Vikings became a great show because of Ragnar and will be better off moving forward without him.

To say that there’s nothing left for Ragnar to do is sensible, but slightly problematic. The show could have easily invented a new plotline for Ragnar, even if it wasn’t directly tied to Bjorn’s or another invasion attempt, and Fimmel could have stayed on the show. Even if this possibility makes you roll your eyes, it’s important to understand that Vikings wasn’t completely backed into a corner with Ragnar. Killing him off was the right decision, but killing off the star is never easy.

Ragnar lost his elasticity as a character. Not completely as Fimmel was still able to command the audience’s attention with his broken character. The value of Ragnar shifted in his final few episodes. As an outgoing lead, Ragnar’s interactions with Ivar eased what is naturally an uncomfortable transition. The second half of season four drastically alters the focus of the series, making Ragnar’s four children with Aslaug main characters.

Keeping Ragnar around would have likely involved the character morphing into the television version of Stannis Baratheon post Battle of the Blackwater (full disclosure: I am a devoted book supporter of Stannis and have published several articles critical of his TV direction). He’d be there on the screen, existing as a shell of himself pining for a future the audience knows isn’t going to happen. Few TV shows succeed when they spend their time reminding audiences of happier seasons. A clean break from the character was much more beneficial to the wellbeing of the show.

Showrunner and writer Michael Hirst deserves a lot of credit for “Crossings,” the first episode of the post Ragnar era. The show still feels like Vikings, even if we’re not entirely sure what direction the show is going to take. We don’t know which characters will be retained, or what role Jonathan Ryers Meyers will play when he joins the show in season five. The show’s relatively high cast turnover rate makes it likely that at least one of Lagertha, Rollo, Floki, or Bjorn will depart in the not so distant future. If “Crossings” serves as any indicator, it’s that the show still has a lot of gas left in the tank.

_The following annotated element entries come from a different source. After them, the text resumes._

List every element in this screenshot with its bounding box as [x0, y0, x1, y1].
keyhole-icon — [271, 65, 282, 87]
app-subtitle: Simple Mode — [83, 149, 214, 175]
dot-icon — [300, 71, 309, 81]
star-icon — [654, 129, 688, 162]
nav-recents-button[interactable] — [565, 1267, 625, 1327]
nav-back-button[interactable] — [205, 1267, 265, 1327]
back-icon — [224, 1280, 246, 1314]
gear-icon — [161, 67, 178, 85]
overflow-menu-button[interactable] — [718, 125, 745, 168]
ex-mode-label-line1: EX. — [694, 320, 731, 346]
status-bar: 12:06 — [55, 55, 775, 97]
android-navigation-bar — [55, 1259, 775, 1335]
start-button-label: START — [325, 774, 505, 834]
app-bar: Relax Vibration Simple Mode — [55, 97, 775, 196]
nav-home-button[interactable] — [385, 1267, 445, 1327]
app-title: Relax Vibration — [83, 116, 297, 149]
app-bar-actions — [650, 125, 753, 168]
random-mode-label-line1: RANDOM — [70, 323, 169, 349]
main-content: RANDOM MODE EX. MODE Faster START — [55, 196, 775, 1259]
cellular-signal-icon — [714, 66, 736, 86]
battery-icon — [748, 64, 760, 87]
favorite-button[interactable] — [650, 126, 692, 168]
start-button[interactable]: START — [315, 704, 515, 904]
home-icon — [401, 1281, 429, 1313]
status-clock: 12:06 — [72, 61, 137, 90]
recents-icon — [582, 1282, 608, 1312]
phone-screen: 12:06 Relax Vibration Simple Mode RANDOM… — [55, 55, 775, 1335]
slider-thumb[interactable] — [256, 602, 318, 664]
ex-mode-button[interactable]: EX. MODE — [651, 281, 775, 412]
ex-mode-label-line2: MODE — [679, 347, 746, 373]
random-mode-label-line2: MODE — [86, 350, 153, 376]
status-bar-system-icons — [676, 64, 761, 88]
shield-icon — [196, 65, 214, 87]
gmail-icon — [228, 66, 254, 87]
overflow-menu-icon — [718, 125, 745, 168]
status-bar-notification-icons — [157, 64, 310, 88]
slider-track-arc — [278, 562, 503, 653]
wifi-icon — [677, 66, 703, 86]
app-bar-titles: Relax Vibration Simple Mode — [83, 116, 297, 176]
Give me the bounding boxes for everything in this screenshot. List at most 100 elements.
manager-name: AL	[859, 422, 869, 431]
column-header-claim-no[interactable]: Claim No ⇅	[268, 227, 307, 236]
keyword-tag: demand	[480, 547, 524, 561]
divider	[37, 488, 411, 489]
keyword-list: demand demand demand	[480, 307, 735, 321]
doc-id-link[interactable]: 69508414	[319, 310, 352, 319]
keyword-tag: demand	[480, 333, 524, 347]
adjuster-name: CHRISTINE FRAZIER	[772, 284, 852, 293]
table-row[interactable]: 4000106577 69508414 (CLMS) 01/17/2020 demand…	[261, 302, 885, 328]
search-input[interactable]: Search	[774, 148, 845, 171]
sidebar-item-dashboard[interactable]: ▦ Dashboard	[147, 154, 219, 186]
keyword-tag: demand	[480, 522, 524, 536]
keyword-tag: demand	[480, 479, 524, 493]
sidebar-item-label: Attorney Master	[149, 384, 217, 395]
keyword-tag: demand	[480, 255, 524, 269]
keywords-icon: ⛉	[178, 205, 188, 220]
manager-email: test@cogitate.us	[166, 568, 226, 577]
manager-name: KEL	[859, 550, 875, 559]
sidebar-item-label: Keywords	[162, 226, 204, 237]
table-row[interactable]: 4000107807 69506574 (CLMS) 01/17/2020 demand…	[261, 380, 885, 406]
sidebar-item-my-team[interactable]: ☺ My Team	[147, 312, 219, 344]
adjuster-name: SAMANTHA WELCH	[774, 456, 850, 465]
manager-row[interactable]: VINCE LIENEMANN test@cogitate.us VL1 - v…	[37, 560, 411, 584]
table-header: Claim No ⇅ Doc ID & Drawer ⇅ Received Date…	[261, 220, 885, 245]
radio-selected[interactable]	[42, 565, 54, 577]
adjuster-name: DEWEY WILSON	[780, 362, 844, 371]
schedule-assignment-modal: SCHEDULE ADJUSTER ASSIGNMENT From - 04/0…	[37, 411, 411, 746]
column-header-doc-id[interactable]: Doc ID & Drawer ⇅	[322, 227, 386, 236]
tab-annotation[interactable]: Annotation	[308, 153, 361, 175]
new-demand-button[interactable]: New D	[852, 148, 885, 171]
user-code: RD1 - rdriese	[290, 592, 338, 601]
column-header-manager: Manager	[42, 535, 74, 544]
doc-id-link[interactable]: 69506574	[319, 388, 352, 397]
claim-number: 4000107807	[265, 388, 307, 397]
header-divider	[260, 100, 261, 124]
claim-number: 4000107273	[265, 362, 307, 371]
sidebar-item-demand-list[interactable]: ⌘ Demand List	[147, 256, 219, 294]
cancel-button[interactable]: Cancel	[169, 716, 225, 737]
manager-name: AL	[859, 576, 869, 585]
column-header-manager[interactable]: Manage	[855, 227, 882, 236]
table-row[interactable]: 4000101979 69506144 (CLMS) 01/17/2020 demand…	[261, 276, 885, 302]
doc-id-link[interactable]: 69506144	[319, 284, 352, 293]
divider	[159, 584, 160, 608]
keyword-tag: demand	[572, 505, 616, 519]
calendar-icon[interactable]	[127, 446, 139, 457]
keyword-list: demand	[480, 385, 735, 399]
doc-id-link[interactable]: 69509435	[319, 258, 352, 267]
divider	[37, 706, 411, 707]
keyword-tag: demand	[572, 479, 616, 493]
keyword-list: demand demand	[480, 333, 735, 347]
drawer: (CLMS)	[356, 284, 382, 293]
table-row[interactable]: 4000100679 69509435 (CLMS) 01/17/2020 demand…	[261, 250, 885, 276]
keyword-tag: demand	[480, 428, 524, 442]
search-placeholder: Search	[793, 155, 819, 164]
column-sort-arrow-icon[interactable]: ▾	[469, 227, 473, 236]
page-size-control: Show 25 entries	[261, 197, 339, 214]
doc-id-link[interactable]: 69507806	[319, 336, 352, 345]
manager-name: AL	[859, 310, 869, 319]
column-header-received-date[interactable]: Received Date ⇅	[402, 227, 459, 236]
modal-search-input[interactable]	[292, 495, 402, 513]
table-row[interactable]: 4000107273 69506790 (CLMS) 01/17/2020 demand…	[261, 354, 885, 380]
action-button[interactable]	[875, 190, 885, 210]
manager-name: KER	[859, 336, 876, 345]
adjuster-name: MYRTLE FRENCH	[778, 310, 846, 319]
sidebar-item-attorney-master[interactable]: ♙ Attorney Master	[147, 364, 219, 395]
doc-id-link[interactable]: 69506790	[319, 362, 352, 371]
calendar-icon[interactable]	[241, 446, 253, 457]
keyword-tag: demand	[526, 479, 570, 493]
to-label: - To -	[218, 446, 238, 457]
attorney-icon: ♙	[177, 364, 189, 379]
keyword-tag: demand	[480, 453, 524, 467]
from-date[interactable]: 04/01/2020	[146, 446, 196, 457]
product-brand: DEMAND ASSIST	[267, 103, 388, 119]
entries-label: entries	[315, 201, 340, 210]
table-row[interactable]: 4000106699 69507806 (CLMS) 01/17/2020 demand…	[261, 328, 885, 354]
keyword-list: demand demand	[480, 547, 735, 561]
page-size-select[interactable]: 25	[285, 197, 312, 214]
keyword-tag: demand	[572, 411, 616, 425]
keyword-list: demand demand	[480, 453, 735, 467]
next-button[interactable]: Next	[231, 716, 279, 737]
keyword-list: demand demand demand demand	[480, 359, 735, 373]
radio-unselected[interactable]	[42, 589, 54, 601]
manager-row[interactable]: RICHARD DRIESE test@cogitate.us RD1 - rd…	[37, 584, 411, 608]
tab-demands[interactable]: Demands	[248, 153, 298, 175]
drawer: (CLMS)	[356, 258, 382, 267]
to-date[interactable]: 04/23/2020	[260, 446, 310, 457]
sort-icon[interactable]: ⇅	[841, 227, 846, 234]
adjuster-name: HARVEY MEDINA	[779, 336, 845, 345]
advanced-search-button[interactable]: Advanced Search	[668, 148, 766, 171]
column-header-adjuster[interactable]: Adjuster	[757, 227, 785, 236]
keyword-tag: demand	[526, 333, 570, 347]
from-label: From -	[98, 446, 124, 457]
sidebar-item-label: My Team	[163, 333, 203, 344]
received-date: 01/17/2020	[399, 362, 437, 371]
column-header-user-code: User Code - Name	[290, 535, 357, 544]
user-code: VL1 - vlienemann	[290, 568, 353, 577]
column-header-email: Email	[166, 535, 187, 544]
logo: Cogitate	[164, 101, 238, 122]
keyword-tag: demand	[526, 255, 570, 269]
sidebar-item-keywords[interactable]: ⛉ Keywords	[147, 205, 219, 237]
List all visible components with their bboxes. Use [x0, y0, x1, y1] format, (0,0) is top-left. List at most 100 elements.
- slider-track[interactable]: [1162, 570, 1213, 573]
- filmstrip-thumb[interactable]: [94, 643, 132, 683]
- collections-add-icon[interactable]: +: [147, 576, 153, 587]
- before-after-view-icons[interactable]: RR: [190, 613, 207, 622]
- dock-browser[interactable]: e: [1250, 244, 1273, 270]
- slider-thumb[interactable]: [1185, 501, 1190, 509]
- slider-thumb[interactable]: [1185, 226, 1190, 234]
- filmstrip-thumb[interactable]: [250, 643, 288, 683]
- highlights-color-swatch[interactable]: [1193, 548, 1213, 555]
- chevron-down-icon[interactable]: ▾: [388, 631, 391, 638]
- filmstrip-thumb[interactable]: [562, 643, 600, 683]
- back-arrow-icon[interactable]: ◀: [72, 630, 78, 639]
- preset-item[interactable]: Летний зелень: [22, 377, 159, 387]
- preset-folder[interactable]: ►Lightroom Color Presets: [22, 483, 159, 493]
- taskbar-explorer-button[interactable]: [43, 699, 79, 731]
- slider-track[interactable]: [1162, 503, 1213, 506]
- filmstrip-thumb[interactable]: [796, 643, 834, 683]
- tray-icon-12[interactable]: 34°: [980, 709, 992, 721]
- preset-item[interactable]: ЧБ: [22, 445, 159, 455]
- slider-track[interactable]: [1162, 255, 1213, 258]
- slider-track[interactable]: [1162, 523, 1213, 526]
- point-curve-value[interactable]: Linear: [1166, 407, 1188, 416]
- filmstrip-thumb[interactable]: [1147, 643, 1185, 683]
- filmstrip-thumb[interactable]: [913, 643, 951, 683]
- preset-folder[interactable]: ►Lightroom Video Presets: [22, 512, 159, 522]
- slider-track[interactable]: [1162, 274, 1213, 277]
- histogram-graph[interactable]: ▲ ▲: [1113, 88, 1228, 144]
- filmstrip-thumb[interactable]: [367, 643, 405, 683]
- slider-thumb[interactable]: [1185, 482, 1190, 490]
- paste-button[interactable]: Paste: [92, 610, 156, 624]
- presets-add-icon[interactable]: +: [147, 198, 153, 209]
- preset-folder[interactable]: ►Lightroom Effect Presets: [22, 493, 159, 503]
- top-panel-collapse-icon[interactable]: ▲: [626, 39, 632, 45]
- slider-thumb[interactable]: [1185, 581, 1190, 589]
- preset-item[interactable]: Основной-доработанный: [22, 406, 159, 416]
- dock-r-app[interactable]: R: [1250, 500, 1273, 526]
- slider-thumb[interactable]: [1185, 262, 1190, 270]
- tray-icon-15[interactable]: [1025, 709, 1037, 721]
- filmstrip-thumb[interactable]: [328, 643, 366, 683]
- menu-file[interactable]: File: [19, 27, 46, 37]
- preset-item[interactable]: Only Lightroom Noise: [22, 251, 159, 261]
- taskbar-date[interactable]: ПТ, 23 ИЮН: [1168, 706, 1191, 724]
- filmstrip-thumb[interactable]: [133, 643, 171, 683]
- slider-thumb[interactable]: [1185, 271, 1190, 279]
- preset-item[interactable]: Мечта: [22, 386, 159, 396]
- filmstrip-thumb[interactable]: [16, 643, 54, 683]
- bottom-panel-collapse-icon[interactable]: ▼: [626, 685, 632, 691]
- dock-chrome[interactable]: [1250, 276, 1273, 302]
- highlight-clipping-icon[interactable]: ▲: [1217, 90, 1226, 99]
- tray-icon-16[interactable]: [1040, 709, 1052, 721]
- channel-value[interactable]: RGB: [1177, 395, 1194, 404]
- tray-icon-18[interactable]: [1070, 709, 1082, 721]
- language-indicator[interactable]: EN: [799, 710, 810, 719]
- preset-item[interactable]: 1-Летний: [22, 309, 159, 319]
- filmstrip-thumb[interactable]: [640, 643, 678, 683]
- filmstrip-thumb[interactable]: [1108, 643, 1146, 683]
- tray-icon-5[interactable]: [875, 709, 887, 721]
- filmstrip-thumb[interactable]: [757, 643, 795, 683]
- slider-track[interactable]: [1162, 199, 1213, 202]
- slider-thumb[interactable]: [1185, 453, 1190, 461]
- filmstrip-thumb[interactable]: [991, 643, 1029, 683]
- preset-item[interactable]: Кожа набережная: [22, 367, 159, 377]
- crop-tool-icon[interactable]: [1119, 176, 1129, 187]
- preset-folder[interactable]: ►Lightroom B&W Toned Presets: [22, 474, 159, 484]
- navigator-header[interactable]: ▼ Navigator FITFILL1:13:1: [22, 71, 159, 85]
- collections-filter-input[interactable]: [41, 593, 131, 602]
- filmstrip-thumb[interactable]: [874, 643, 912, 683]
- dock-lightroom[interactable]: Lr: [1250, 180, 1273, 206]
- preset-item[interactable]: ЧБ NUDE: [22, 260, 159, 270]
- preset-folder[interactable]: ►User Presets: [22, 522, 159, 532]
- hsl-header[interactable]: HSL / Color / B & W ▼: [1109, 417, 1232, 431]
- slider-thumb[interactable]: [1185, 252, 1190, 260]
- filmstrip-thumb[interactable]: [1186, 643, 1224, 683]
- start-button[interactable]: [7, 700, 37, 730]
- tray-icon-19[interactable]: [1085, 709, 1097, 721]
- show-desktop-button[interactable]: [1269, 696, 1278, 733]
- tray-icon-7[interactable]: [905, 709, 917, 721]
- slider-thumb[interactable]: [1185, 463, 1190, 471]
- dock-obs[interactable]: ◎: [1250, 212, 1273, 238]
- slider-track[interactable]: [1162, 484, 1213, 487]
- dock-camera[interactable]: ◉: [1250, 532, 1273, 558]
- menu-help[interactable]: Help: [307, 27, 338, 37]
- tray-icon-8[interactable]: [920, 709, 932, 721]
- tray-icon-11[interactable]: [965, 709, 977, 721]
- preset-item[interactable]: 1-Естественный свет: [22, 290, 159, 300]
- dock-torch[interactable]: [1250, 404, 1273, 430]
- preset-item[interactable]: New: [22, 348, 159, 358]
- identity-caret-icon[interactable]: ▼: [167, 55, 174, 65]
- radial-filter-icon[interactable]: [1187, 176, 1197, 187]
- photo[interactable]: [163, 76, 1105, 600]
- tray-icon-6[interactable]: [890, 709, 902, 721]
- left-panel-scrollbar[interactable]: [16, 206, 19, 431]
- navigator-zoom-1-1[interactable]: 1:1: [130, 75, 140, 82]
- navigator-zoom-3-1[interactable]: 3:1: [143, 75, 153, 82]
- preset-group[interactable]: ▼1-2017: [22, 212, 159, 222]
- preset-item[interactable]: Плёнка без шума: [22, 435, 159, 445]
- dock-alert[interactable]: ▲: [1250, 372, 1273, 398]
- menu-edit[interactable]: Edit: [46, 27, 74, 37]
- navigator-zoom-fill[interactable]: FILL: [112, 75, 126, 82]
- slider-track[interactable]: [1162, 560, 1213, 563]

Shows evolve or they get stale. There’s only so many times you can build up a character and break them down again without the lingering feeling of familiar territory. TV provides entertainment, but also comfort in the sense that the audience gets to spend time with characters they’ve grown attached to at a specific time of the week. Many shows fade with age as the relationship between comfort and entertainment often erodes into a burden.

By killing off Ragnar, Vikings hopes to avoid many of problems that age inflicts upon TV shows. It won’t be as comfortable, more like a longship voyage to Wessex. It’ll be different. That’s why we watched it in the first place.